I have the following code snippet:
ls3['REP'] = pd.to_datetime(ls3['REP']).dt.to_period('M')
ls3['month'] = pd.to_datetime(ls3['month']).dt.to_period('M')
ls3['MonthsBetween'] = ls3['REP']-ls3['month']
So rep is a column of values like 2022-05 and month is also in the format YYYY-MM. I want a column that gives me the difference as an integer number of months.
So if my rep column is 2022-05 and my month column is 2022-01, then the difference should be 4. The method above gives me an output <month-end>
in every row.
I have also tried
ls3["MonthsBetween"] = (ls3['REP']-ls3["month"])/np.timedelta64(1, "M")
So instead of turning the full dates 2022-05-01 into 2022-05, I subtract say 2022-05-01 - 2022-01-20 and convert this to a month then round it. The rounding causes issues as I don't care how many days are between the two, I really only want to subtract the two month values.
CodePudding user response:
IIUC, you don't have to overwrite your existing columns, perform the computation and assign directly:
ls3['MonthsBetween'] = (pd.to_datetime(ls3['REP']).dt.to_period('M')
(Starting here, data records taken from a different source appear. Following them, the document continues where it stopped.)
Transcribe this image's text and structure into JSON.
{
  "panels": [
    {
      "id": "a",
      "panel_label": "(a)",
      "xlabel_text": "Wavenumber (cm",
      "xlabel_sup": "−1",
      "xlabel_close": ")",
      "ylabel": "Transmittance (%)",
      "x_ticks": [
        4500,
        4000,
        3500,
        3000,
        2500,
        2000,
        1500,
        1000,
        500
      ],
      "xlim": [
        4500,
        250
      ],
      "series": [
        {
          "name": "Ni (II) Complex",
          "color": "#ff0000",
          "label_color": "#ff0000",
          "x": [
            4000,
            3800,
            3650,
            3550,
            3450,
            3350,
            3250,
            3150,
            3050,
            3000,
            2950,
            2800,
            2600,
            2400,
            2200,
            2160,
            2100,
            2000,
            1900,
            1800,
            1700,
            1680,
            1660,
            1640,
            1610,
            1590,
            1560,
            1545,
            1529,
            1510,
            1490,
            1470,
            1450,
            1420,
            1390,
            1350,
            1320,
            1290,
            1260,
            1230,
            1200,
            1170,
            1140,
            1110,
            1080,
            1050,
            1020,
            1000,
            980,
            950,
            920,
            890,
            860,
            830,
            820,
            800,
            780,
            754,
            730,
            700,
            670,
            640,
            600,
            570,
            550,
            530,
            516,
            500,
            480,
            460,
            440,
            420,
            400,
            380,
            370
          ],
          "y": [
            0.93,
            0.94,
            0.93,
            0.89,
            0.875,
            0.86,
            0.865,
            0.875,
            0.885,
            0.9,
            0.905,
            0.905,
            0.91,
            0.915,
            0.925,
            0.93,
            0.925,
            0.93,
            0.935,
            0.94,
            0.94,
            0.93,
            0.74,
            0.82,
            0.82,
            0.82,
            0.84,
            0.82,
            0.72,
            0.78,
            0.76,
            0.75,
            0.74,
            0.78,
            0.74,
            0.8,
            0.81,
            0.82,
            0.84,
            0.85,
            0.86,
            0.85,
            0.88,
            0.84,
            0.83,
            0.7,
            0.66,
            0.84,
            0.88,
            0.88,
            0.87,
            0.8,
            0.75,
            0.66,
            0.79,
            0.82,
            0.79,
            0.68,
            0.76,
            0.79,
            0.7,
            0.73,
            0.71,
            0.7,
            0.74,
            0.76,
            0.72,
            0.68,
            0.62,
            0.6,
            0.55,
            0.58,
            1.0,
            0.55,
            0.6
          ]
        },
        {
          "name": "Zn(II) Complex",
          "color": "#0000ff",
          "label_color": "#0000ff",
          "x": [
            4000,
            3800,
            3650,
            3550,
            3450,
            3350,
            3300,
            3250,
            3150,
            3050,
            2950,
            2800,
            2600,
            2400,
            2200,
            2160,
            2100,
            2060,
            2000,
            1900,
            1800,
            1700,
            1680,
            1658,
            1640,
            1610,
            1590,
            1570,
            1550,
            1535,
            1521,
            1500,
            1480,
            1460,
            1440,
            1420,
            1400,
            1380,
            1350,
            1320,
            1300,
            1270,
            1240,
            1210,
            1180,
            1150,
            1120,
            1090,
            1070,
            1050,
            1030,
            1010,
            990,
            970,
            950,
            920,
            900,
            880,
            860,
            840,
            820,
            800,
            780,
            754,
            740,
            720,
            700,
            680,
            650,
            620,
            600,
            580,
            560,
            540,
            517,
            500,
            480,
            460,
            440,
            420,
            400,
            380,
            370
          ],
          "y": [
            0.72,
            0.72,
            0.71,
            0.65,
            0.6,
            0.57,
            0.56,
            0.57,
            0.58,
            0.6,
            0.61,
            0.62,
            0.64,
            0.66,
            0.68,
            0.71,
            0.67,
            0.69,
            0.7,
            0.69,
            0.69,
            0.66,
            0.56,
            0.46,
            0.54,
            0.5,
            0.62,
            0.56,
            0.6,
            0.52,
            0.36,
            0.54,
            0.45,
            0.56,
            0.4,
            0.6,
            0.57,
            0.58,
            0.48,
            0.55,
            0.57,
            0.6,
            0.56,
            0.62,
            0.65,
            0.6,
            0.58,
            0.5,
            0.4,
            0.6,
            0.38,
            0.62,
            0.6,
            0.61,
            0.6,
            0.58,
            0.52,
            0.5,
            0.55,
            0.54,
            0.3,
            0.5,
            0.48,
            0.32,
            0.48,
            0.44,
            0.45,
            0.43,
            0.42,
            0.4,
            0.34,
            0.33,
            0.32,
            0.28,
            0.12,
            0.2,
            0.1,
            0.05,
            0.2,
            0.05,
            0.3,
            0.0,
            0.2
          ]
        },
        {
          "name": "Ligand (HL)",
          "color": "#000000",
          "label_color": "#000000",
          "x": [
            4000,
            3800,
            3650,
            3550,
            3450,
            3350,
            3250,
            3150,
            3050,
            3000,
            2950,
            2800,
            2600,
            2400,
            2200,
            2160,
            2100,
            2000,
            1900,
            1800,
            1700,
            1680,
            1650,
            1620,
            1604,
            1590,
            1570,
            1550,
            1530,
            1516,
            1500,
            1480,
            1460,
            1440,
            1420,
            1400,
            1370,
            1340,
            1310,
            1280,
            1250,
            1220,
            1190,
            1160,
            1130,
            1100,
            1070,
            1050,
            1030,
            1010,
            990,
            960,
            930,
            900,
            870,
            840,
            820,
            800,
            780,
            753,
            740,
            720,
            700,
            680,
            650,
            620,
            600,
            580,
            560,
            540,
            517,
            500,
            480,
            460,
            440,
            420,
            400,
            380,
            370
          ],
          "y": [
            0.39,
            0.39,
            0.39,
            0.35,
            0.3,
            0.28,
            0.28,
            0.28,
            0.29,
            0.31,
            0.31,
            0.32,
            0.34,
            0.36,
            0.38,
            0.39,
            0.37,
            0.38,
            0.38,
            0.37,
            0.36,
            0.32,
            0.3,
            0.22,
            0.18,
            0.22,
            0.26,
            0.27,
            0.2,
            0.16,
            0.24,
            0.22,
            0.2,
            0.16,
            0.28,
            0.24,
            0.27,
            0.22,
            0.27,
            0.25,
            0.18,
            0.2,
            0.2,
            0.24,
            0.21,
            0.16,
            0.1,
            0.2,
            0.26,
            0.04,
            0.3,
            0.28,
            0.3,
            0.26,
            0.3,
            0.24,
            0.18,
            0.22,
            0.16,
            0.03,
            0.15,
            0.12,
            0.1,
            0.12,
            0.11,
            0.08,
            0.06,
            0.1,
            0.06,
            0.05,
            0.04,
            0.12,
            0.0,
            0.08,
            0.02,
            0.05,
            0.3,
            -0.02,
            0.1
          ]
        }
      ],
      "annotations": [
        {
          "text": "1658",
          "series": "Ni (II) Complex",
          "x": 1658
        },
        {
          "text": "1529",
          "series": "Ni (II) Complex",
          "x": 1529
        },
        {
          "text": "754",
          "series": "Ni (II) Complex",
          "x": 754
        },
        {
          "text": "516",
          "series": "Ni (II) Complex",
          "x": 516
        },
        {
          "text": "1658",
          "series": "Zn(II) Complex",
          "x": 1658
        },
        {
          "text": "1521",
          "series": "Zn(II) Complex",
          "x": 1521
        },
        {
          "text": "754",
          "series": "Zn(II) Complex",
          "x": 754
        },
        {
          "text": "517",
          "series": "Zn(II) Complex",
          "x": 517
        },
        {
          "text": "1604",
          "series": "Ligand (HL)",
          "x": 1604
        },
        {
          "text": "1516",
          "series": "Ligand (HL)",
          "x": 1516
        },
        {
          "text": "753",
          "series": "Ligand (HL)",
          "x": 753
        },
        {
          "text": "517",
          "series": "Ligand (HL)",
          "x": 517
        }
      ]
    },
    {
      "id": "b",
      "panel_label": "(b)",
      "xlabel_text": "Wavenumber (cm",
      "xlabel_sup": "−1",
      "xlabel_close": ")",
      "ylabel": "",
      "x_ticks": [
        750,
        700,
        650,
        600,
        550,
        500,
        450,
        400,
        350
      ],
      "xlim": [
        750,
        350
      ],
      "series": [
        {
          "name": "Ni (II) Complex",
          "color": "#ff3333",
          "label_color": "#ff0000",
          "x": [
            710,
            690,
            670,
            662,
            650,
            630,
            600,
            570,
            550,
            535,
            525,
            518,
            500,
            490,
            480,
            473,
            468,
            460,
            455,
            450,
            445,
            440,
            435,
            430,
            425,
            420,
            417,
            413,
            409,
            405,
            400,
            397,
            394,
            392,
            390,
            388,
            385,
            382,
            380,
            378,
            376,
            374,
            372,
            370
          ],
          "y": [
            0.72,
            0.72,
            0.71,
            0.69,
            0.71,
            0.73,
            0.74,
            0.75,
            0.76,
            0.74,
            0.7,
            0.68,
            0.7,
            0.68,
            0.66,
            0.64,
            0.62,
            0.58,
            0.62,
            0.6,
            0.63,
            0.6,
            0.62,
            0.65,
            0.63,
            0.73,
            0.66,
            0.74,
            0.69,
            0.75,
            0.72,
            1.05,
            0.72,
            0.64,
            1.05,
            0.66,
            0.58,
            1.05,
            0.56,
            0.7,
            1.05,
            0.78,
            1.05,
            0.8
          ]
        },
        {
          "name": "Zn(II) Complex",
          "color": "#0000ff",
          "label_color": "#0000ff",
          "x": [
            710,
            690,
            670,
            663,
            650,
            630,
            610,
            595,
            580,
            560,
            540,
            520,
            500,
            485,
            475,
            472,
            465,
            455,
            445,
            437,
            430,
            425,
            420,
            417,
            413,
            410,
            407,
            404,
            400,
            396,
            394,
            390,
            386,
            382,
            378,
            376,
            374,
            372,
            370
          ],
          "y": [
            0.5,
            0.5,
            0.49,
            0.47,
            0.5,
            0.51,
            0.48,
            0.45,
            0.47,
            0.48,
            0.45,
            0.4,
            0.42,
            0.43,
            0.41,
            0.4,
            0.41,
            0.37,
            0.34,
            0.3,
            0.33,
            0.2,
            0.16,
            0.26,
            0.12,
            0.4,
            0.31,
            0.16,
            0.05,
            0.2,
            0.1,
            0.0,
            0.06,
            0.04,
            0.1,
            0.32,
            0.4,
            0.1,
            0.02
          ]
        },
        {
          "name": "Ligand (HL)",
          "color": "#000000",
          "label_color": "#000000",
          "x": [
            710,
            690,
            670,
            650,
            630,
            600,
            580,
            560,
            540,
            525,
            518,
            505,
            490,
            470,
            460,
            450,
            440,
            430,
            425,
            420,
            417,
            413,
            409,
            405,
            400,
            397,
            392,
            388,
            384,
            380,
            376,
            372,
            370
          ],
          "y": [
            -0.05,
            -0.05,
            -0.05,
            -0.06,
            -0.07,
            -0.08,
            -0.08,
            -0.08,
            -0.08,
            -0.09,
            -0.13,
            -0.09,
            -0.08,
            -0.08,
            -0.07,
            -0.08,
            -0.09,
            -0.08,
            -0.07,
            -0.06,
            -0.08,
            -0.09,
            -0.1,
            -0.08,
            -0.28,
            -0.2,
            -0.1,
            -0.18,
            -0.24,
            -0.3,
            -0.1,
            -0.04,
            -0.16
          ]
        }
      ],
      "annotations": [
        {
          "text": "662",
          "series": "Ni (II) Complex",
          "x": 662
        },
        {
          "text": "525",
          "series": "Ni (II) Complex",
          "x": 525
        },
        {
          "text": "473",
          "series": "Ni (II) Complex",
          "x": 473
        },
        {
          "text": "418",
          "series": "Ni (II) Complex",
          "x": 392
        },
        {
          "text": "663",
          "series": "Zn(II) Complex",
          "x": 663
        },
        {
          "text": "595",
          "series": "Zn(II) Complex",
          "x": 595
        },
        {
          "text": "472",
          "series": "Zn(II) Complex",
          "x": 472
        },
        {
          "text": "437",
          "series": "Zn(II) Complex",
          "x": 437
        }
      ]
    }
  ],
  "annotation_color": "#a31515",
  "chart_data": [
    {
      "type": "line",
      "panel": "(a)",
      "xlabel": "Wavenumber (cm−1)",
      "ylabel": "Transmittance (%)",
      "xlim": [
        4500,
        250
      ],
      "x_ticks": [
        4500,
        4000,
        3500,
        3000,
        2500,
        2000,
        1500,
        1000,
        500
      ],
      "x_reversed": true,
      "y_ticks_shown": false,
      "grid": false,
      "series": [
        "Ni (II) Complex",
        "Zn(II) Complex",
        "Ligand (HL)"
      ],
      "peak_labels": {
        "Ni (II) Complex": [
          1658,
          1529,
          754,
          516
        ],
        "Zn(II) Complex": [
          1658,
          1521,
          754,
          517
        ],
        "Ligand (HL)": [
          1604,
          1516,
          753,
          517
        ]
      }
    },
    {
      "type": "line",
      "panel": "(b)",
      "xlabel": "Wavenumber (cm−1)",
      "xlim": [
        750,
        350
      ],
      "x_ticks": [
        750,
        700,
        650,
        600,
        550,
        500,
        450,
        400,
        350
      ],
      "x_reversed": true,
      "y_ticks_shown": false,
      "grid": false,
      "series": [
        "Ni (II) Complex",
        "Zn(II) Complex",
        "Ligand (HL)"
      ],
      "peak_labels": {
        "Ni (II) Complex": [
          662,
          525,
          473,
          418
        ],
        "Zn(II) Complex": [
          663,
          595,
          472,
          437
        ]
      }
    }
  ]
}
-pd.to_datetime(ls3['month']).dt.to_period('M')
)
If you want integers:
ls3['MonthsBetween'] = (pd.to_datetime(ls3['REP']).dt.to_period('M').astype(int)
-pd.to_datetime(ls3['month']).dt.to_period('M').astype(int)
)
Output:
REP month MonthsBetween
0 2022-05-01 2022-01 4
Used input:
ls3 = pd.DataFrame({'REP': ['2022-05-01'], 'month': ['2022-01']})